I am trying to process a very large database of 300,000 BLOB files. The query which pulls from the oracle database takes too long to bring the table in all at once. I’ve been trying to create a chunk procesing workflow that will process around 1,000 files at a time. Converting BLOB to PDF to Text and then uploading the text as a CLOB back into a new table in the database. This takes a long time just to run a batch of 1,000 files at around 1-2 hours. By building this chunl processor I hope that it can continously run until completion. Currently my main issue I am struggling with right now is updating my DB Query Reader node with variables to control the batch size. I was either going to try to us integer flow variables which define the rownum to process that batch. For instance, for every loop the sql query would change from, “WHERE rownum <= 2000 AND rownum > 1000” with each iteration of the loop increasing by 1000. Another method I was considering was to try to control the batch by time an process files based on their creaton data. For instance, I could use a Date & time node that creates variables that increase by the month and process all the files created within that monthly time period.

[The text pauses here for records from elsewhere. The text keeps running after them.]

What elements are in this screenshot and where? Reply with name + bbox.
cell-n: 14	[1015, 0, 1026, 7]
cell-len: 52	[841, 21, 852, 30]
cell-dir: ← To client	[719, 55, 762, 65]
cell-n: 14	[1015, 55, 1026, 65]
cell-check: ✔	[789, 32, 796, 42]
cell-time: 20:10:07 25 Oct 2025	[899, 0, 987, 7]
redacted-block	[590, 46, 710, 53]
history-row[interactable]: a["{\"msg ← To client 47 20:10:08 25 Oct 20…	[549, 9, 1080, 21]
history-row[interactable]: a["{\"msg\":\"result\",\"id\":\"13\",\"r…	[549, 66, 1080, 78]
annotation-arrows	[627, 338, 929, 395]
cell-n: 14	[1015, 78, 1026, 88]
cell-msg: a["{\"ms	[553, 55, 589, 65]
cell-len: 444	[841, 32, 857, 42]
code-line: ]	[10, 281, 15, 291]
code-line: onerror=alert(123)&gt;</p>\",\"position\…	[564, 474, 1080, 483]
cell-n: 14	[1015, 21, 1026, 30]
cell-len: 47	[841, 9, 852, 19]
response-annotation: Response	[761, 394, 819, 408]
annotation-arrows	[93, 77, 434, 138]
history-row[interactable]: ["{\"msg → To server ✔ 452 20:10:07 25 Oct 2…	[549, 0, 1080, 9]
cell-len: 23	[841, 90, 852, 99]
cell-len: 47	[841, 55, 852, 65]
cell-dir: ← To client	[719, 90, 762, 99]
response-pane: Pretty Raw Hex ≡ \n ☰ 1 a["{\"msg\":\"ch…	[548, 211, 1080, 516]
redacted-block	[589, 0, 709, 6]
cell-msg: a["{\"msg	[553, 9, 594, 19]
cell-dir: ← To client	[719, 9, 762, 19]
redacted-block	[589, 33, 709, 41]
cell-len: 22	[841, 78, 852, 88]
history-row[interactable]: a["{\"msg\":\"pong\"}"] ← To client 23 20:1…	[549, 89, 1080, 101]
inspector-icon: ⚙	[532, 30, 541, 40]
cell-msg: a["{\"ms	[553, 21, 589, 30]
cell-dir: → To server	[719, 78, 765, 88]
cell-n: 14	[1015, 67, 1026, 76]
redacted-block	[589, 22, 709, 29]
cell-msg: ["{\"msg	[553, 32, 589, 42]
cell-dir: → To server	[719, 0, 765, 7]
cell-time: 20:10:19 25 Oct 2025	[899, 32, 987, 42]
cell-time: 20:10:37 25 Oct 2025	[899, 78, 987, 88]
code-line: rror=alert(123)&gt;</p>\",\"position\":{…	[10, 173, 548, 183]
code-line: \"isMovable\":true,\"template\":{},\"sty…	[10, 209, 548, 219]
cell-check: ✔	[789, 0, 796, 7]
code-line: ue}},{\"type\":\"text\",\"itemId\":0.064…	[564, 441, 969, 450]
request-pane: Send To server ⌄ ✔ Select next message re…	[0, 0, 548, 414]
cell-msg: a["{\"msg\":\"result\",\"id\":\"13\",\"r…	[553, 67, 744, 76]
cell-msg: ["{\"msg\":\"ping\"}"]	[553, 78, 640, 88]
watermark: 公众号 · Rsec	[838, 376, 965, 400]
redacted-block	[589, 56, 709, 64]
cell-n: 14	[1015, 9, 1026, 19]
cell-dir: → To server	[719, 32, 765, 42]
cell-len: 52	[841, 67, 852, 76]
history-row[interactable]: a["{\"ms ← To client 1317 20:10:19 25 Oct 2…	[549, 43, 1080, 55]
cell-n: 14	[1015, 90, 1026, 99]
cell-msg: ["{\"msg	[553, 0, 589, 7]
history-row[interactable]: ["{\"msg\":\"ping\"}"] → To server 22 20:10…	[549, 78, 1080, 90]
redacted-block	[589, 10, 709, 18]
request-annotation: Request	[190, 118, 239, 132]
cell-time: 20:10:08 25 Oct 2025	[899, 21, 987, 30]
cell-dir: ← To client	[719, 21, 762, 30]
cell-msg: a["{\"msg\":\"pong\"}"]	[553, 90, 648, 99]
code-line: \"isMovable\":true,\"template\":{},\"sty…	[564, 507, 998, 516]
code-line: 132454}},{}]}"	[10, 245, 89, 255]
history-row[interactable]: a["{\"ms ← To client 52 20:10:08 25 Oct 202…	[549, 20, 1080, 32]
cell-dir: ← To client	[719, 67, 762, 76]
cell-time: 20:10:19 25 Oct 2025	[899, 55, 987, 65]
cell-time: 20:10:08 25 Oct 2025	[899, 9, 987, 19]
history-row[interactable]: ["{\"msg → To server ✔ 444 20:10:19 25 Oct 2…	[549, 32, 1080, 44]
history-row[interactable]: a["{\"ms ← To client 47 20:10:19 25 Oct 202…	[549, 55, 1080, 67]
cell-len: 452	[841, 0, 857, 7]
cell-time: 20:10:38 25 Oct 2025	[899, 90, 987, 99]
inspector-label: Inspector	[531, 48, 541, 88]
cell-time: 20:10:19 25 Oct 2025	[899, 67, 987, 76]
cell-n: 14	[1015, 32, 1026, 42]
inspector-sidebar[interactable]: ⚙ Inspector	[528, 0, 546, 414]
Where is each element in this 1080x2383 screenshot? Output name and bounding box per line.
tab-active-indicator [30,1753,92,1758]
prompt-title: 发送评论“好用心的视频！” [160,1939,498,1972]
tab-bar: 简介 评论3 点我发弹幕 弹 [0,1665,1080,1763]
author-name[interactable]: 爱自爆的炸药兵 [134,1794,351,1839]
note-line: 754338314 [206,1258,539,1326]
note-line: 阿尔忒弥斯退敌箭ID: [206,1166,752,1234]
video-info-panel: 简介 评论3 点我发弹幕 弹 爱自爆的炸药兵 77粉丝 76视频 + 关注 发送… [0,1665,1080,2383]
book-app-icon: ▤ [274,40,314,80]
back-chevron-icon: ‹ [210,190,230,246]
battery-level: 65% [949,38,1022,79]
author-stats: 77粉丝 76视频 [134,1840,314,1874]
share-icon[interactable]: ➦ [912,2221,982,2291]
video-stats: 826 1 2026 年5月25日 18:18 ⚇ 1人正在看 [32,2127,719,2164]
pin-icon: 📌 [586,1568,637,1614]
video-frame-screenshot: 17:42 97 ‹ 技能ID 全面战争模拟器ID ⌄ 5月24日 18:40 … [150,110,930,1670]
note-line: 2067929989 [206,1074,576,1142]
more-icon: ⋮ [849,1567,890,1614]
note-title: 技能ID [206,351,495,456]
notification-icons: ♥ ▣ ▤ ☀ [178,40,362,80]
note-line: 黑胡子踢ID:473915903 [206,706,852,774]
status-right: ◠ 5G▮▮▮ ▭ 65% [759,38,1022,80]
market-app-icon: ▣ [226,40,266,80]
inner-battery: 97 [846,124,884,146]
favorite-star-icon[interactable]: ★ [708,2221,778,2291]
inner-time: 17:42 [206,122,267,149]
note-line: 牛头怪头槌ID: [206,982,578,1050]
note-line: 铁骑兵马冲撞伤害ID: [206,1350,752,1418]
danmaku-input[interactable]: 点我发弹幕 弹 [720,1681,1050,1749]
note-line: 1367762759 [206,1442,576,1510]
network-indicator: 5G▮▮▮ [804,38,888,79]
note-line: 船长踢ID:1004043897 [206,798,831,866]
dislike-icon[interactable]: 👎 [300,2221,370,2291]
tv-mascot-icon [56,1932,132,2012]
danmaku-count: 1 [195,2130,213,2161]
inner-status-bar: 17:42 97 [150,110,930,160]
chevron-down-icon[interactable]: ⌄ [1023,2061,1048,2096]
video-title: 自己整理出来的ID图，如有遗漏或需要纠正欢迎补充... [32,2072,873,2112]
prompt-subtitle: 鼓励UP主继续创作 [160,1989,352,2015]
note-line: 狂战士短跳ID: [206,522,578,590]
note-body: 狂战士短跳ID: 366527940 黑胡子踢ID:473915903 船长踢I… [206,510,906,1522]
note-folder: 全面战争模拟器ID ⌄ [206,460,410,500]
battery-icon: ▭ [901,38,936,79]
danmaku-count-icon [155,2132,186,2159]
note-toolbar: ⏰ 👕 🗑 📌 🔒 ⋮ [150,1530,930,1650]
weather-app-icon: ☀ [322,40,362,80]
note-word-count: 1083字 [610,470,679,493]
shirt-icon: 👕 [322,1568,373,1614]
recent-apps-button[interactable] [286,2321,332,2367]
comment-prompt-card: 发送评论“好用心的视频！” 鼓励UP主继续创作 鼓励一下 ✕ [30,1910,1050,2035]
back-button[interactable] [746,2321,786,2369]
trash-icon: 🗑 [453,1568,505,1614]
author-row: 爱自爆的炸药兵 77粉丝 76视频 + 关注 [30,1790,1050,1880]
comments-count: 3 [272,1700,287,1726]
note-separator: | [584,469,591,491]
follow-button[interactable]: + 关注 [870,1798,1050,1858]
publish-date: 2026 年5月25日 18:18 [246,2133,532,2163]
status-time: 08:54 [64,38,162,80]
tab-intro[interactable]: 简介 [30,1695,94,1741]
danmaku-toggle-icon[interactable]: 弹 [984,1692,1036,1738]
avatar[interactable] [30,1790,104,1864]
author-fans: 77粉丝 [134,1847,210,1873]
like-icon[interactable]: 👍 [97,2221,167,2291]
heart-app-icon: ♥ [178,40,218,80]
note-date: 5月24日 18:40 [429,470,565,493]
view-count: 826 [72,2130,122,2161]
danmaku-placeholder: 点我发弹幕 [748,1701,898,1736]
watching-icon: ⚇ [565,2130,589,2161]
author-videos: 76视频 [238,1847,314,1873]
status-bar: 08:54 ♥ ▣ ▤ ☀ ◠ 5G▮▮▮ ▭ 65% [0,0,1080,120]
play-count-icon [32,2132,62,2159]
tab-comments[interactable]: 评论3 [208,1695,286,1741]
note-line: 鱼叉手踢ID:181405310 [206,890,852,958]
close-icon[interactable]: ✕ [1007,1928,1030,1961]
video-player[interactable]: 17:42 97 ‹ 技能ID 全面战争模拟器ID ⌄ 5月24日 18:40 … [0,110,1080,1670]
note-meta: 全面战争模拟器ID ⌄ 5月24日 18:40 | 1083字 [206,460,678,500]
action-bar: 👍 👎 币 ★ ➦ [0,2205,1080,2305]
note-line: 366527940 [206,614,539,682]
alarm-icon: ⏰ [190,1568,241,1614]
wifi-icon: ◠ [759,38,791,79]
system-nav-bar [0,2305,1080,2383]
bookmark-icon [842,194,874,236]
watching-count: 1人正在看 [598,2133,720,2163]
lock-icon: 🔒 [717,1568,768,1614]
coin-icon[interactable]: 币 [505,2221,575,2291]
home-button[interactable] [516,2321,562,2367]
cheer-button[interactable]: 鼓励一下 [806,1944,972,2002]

I just need help understanding how I can get these flow variables into DB Query so that I can control the amount of files being queried because trying to get all 300,000 files from 2019 - 2023 takes an impossibly too long of time to even bring into the table.
@terbe one idea indeed could be to do this in chunks and control that via flow variables. Though the task sounds large indeed. Could you identify what the bottleneck might be? Is it the network speed or the process on your machine? One idea could be to utilize parallelization if the database connection allows for multiple accesses at once.
You also should think about a mechanism to store which entries you already have processed so you could continue at a certain point in case your task fails.